Она умудрилась построить жизнь с чистого листа. Когда казалось, что впереди только пропасть, она смогла протоптать тропинку жизни над бездной отчаяния.
Она всегда жила для других, даже в самые трудные времена – сильная, надёжная. Люди тянулись к ней: она всем хотела помочь, старалась никому ни в чем не отказывать…
После войны жизнь постепенно наладилась, дети выросли, родили своих детей.
Она, конечно же, воспитывала внуков и успела понянчить правнуков.
Она всегда отдавала, ничего не требуя взамен.
Она должна была быть счастливой в старости…
Однако вот – одинока, несчастна, всеми покинута. Она медленно умирала среди холодного безразличия, в плохо отапливаемой, большой, но совершенно пустой квартире…
В редкие минуты прояснения сознания она судорожно стискивала край ветхого байкового одеяла, закусывала бескровную нижнюю губу, сдерживая крик отчаяния. Где ее дети, почему не слышно здоровой и веселой возни ее правнуков? В какие дальние дали и какими ветрами унесены ее внуки? Где он – ее род?.. Тихие горькие рыдания отдавались призрачным эхом в лабиринте обклеенных дешевыми обоями холодных бетонных стен, замирали в сумраке захламленных комнат.
Одинока…
Что-то когда-то пошло не так…
И Шаббрак знал, ЧТО. Шаббрак знал, конечно же, КОГДА.
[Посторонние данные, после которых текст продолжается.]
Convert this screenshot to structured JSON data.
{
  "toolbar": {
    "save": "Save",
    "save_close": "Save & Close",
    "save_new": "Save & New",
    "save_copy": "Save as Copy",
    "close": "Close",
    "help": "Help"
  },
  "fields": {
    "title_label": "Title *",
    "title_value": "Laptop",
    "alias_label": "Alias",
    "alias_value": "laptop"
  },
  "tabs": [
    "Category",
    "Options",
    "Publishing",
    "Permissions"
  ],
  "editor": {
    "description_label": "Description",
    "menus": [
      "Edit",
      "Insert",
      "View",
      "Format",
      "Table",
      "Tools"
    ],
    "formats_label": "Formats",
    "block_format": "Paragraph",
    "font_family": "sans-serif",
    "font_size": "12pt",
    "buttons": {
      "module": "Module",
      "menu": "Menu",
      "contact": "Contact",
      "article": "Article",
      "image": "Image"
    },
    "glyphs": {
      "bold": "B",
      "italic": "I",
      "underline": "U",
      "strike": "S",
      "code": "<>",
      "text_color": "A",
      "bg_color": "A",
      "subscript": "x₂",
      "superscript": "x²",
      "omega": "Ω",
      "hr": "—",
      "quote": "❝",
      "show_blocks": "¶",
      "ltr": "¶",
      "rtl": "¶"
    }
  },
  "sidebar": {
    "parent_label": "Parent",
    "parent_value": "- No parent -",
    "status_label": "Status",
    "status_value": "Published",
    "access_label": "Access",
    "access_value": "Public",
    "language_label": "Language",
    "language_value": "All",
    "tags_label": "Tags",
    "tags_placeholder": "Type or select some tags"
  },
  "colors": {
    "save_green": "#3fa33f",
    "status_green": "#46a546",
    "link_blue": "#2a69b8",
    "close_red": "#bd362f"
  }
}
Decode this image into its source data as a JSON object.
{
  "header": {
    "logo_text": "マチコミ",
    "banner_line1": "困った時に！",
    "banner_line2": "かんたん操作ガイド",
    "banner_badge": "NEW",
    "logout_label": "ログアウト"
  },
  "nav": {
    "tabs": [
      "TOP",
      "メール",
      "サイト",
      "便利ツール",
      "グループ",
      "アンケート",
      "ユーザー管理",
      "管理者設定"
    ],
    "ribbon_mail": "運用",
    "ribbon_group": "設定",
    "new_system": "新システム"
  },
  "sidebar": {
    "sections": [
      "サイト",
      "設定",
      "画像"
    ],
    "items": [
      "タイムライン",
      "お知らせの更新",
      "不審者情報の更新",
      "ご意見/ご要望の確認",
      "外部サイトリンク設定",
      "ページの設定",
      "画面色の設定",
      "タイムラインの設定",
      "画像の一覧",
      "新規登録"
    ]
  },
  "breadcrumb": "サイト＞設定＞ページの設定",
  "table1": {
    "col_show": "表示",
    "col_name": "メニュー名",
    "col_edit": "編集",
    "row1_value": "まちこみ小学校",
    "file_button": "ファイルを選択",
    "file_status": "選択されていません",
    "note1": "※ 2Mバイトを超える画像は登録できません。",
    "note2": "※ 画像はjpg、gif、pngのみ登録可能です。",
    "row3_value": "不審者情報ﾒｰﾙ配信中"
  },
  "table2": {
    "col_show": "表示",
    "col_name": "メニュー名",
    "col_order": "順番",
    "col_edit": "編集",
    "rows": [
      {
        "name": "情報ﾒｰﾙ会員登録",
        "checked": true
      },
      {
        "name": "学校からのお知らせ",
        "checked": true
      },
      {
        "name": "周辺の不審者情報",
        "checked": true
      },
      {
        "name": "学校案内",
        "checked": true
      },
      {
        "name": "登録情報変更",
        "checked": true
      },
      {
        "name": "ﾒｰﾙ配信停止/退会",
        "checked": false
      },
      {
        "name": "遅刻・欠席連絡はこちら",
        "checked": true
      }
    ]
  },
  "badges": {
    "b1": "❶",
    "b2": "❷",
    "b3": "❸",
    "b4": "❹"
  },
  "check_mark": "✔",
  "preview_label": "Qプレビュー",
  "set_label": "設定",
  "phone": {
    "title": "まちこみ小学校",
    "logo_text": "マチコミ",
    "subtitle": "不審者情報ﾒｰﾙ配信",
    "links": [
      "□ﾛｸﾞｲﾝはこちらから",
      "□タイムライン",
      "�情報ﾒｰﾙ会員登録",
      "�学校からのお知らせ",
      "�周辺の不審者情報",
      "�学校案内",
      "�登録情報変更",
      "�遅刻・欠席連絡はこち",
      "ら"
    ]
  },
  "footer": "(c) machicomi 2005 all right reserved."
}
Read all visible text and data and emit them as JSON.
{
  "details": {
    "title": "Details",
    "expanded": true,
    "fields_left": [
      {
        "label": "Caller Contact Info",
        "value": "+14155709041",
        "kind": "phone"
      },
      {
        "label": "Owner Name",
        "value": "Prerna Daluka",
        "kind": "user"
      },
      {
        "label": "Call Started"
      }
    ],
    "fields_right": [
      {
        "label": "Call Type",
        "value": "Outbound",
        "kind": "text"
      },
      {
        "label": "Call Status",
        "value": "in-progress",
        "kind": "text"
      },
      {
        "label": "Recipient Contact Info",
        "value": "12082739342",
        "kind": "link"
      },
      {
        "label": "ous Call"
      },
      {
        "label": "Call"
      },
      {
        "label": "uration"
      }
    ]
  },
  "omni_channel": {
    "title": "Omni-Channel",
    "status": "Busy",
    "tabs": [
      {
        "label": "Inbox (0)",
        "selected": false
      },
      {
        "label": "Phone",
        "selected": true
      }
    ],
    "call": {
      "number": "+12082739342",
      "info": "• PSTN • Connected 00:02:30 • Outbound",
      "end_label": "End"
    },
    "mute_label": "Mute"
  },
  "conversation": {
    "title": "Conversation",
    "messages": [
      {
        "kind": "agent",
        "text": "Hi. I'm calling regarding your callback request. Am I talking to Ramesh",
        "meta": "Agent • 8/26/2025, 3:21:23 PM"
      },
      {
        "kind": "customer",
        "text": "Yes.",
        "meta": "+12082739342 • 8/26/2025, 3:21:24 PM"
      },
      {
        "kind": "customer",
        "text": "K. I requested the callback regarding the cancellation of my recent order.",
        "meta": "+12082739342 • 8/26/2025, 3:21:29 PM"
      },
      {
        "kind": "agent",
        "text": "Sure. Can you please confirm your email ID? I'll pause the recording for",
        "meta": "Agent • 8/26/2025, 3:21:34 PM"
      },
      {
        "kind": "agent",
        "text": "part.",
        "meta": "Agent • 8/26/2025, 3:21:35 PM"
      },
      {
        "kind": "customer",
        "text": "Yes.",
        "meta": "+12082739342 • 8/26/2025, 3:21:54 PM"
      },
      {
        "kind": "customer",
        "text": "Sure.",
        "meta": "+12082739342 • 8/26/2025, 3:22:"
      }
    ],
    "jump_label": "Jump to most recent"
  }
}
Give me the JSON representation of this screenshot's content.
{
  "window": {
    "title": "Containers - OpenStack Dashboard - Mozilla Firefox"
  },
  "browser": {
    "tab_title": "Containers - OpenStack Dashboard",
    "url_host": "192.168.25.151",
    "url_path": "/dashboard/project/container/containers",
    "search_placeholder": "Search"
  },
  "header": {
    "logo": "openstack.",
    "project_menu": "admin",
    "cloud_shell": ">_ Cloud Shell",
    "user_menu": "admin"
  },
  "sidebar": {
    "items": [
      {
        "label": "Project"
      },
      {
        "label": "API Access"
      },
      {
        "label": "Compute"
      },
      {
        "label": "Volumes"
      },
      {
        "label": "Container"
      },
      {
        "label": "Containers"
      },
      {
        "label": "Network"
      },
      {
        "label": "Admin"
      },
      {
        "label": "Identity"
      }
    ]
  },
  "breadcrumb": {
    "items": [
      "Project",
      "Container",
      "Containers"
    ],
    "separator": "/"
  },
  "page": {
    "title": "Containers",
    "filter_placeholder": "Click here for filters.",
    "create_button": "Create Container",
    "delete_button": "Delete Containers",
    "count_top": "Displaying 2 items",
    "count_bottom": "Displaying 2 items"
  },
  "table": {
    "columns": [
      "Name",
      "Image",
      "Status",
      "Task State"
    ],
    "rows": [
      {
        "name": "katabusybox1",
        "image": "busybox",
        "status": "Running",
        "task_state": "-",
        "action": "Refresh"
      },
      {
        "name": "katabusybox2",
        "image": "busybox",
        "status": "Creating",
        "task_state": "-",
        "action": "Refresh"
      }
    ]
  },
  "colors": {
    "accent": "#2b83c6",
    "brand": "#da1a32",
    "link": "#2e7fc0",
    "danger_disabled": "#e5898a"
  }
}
Он помнил ту пыльную, разбитую дорогу, словно видел ее только вчера…
Маленький чернявый мальчуган сидел в кривой, иссушенной жарким июльским солнцем колее разбитой проселочной дороги и играл поломанным перочинным ножичком. Шаббрак подавил в себе страстное желание хлестнуть Пегую по крупу, пронестись тяжелыми тележными колесами по этому маленькому кусочку ненавистной плоти. Но это было бы недопустимо просто. НЕДОПУСТИМО просто!!! Долой искушение!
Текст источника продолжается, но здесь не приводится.